One night these two midget brothers walk into a bar and one says "Man I'm tired of screwing midget girls lets screw real women." So the other guy agreed.

5 minutes later two blonde's walk into the bar and sit by the two midgets.

So the four of them get talking and the midgets ask if they want to come to there hotel rooms and stay the night and have sex.

So the two blonde's decide to go.

In the first room the blonde and the midget were getting it on when the midget says "Oh baby, I'm sorry this has never happened before, but I can't get hard"

So they give up and lay down to go asleep. But through the wall from the second room they hear "1, 2, 3 uh 1, 2, 3 uh", which keeps up all night long.

So the next day after the blonde's leave the brothers meet each other again and discuss how there night went.

The first midget says "Oh, my night was terrible. I just couldn't get hard."

The second midget replies "Mine was worse than that"

"What do you mean" said the first guy. "I heard you going "1, 2, 3 uh all night long".

To which the second guy replies "Yeah!
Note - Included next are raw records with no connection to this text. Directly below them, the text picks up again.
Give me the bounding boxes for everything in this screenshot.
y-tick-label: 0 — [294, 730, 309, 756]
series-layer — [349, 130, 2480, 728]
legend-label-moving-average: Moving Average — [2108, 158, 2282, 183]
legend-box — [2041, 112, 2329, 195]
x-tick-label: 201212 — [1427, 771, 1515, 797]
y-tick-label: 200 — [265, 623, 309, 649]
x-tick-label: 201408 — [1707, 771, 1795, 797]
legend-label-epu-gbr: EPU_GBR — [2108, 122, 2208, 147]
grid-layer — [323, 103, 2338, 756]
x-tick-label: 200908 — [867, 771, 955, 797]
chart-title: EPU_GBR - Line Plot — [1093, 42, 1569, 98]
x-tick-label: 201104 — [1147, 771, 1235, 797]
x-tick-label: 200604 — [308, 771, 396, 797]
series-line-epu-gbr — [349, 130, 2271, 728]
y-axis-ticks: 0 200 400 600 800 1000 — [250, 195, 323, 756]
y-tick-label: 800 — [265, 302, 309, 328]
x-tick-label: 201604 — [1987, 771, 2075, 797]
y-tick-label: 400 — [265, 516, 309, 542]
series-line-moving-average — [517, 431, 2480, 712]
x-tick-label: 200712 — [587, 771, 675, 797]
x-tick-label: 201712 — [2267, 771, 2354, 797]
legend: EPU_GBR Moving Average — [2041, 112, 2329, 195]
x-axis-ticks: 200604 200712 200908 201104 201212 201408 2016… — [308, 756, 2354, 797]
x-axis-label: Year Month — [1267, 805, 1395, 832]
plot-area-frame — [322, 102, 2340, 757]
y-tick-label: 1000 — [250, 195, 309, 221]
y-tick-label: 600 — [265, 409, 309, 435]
I couldn't get on the damn bed"


----------



## BrianR (Oct 12, 2011)

:lol: :lol: :lol:


----------



## basky (May 26, 2009)

Lol 

Sent from my iPhone using Tapatalk 
Basky.


----------



## jays_225 (Nov 4, 2009)

:lol:


----------



## davelincs (Jan 1, 2010)

:lol:


----------



## pw1960 (Aug 3, 2012)

[smiley=mexicanwave.gif] ha ha.


----------



## crazyazz (Sep 26, 2012)

:mrgreen:


----------



## alexi7 (Aug 30, 2011)

Didn't see that.


----------